The project, carried out by a small aboriginal village together with US businessman Russ George, involved used a fishing boat to scatter 120 tonnes of iron sulphate last August into the Pacific Ocean west of Haida Gwaii, an archipelago off British Columbia.

The move was criticized by environmentalists, aboriginal groups and scientists for violating an international ban on ocean fertilization. It was even cited at this week’s meeting of the United Nations Convention on Biological diversity in Hyderabad, India.

The government has denied any involvement and on Thursday a spokesman for Environment Minister Peter Kent said an investigation into the matter had been launched on August 30.

Adam Sweet told AFP federal officials met project organizers last May and told them “any iron ore deposit in waters, whether inside or outside the Canadian (200 nautical miles) limit, constitutes a violation of the Canadian Environmental Protection Act,” unless it is for the purpose of legitimate research.

One of the organizers, John Disney of the Village of Old Massett, insisted organizers followed international legal and scientific protocols, and that at least seven Canadian federal agencies knew of their plan.

“The government knew exactly what we were doing,” Disney told a news conference at the Vancouver Aquarium. “The work was performed in international waters, and is lawful.”

Organizers said the project aims to test two goals:

One is whether iron dust can boost the ocean ecosystem and increase the struggling population of salmon, a mainstay of the area’s culture and economy.

The other is whether iron dust will increase plankton, a species at the base of the ocean food chain, and lead to future profit through the sale of carbon credits.

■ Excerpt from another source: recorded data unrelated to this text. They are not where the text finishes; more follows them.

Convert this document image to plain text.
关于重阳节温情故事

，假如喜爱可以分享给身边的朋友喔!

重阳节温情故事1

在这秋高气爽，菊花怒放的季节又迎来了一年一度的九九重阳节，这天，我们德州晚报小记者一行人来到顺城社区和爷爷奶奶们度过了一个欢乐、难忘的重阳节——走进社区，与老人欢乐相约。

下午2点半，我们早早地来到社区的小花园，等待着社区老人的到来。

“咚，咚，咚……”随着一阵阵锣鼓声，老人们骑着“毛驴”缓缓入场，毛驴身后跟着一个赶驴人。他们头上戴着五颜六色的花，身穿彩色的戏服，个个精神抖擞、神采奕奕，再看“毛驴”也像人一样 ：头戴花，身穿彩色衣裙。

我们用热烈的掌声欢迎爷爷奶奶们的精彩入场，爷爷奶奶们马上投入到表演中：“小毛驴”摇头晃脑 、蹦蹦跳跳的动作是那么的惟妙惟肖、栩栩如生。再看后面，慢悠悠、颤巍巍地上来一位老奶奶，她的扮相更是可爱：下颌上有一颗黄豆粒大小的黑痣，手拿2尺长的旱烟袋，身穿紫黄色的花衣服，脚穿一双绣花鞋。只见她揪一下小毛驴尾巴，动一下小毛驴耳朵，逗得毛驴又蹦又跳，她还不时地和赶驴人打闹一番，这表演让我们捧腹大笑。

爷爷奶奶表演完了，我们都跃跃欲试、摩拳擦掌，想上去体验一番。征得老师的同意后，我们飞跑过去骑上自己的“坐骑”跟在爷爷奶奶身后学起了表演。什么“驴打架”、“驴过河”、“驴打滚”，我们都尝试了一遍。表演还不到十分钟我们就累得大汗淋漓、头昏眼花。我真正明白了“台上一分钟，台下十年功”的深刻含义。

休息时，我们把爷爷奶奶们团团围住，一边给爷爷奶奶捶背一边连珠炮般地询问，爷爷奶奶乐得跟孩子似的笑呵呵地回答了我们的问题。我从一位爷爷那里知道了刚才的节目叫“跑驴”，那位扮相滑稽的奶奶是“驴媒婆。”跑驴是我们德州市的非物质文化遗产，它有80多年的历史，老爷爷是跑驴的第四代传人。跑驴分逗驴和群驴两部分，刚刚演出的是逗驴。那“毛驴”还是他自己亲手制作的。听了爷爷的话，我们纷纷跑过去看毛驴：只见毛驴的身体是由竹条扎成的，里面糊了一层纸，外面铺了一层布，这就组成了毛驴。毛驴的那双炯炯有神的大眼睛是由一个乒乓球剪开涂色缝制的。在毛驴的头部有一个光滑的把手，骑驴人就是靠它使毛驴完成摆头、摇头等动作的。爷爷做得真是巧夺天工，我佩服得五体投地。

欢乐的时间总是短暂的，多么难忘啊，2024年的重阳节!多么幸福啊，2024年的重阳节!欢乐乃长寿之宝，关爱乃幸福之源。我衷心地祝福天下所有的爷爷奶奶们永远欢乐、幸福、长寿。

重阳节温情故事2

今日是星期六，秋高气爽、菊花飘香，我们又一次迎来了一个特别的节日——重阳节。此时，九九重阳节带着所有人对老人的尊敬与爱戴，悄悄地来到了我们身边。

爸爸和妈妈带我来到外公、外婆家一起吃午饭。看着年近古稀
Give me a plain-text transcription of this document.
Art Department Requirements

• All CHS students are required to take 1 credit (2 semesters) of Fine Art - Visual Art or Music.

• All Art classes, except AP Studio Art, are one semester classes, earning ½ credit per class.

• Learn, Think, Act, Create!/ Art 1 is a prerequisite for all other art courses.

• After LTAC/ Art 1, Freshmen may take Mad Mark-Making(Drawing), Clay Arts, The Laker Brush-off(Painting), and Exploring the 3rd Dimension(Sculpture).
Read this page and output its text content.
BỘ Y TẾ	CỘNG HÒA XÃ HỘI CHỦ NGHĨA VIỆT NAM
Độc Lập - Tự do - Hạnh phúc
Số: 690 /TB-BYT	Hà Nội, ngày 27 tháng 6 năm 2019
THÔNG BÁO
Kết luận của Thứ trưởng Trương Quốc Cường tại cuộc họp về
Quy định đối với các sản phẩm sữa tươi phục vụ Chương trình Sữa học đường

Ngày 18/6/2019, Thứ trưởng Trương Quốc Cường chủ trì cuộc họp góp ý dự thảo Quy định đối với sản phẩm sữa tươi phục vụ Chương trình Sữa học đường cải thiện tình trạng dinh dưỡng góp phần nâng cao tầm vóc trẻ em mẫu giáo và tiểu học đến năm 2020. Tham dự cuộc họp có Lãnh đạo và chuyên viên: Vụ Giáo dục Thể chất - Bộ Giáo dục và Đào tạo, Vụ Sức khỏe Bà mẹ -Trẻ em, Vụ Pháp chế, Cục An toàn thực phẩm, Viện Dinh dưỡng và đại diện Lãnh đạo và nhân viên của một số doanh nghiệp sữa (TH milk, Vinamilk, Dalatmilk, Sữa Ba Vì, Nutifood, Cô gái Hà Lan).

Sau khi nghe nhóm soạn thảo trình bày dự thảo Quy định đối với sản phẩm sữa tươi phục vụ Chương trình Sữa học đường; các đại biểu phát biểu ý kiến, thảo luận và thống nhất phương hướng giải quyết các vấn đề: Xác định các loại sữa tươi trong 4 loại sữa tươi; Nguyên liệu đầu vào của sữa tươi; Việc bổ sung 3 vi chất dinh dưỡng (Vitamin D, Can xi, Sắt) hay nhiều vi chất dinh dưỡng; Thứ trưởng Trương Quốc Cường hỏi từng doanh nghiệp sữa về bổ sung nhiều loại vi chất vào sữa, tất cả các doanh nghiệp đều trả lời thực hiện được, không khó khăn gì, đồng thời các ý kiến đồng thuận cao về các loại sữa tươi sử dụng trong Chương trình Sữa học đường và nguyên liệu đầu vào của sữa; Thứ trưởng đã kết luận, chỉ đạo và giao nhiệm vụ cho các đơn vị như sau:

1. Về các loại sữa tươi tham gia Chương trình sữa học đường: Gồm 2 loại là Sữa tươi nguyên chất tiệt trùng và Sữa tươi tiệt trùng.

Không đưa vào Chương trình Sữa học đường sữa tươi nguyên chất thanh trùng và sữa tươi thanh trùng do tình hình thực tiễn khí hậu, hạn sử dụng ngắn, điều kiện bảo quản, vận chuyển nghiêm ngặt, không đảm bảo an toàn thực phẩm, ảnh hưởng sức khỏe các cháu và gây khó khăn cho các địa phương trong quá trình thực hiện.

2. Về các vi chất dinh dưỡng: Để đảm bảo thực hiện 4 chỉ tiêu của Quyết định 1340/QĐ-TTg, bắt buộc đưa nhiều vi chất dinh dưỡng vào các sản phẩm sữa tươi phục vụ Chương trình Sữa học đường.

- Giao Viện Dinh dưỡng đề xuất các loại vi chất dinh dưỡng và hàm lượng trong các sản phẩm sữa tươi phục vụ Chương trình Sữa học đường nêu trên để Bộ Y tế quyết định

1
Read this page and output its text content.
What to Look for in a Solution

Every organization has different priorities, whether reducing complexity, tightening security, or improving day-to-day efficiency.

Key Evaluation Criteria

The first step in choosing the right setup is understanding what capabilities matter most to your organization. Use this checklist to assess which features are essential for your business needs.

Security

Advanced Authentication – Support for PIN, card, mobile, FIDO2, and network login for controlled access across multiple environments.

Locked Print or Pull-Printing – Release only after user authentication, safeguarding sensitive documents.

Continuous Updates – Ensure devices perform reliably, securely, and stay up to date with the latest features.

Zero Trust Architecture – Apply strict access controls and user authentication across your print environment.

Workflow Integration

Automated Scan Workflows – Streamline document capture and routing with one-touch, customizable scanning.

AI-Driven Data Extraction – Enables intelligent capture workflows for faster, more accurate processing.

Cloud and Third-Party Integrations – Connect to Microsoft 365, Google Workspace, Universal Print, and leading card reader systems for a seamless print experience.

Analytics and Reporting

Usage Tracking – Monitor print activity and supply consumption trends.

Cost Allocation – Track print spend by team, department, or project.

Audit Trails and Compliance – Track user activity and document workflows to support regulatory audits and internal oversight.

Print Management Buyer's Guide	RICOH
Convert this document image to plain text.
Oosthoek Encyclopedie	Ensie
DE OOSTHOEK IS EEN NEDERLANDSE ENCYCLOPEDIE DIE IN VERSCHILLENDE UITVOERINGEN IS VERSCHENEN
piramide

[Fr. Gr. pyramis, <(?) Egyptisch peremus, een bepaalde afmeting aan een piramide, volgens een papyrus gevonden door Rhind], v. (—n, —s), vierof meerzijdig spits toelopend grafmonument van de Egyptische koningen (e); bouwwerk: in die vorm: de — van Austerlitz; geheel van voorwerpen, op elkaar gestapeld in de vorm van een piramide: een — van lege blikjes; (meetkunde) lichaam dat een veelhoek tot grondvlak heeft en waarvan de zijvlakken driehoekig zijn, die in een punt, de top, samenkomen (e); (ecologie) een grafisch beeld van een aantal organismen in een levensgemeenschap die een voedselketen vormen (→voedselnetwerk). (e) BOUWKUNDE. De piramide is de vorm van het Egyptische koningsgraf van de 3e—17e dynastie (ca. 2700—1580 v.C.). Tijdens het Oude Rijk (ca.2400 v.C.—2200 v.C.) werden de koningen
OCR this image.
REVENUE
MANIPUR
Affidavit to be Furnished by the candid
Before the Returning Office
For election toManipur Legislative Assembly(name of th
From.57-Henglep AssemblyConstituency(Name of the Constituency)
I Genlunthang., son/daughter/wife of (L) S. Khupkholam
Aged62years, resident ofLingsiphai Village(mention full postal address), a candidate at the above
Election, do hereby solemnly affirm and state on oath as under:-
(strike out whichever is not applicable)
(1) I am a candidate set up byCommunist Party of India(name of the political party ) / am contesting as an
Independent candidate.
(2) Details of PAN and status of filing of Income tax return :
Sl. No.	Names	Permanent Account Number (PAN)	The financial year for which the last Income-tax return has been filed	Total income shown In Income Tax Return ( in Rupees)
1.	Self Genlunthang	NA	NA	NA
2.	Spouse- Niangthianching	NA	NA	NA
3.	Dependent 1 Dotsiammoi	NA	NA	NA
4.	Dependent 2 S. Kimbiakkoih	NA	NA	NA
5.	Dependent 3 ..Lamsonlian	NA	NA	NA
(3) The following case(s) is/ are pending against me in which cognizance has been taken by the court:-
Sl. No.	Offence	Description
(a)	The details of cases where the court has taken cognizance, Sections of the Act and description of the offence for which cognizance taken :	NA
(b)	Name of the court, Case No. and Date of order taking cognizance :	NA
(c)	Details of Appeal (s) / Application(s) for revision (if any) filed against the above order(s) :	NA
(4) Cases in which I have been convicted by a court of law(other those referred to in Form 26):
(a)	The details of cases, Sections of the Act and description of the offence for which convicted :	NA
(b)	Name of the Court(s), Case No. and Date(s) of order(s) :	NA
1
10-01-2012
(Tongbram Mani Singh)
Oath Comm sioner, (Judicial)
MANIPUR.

A project document said satellite images show an increase since August of the affected area’s biological activity.

However, Greenpeace spokesman Eduardo Sousa told AFP the project is “rogue science” for commercial purposes.

Evgeny Pakhomov, an oceanographer at the University of British Columbia, said iron seeding is an old idea and was previously tried on a small scale.

But he told AFP most scientists reject it because unintended consequences — including increased ocean acidification — are not yet understood.

Disney said Old Massett and not George, whom he called the “chief scientist,” initiated the project. George was previously involved in ocean fertilization attempts banned in other countries.

Disney said other scientists were involved, but cited their privacy in refusing to name them.

The Canadian $2.5 million (US$2.52 million) project cost amounts to more than 25 percent of the village’s annual operating budget, he added.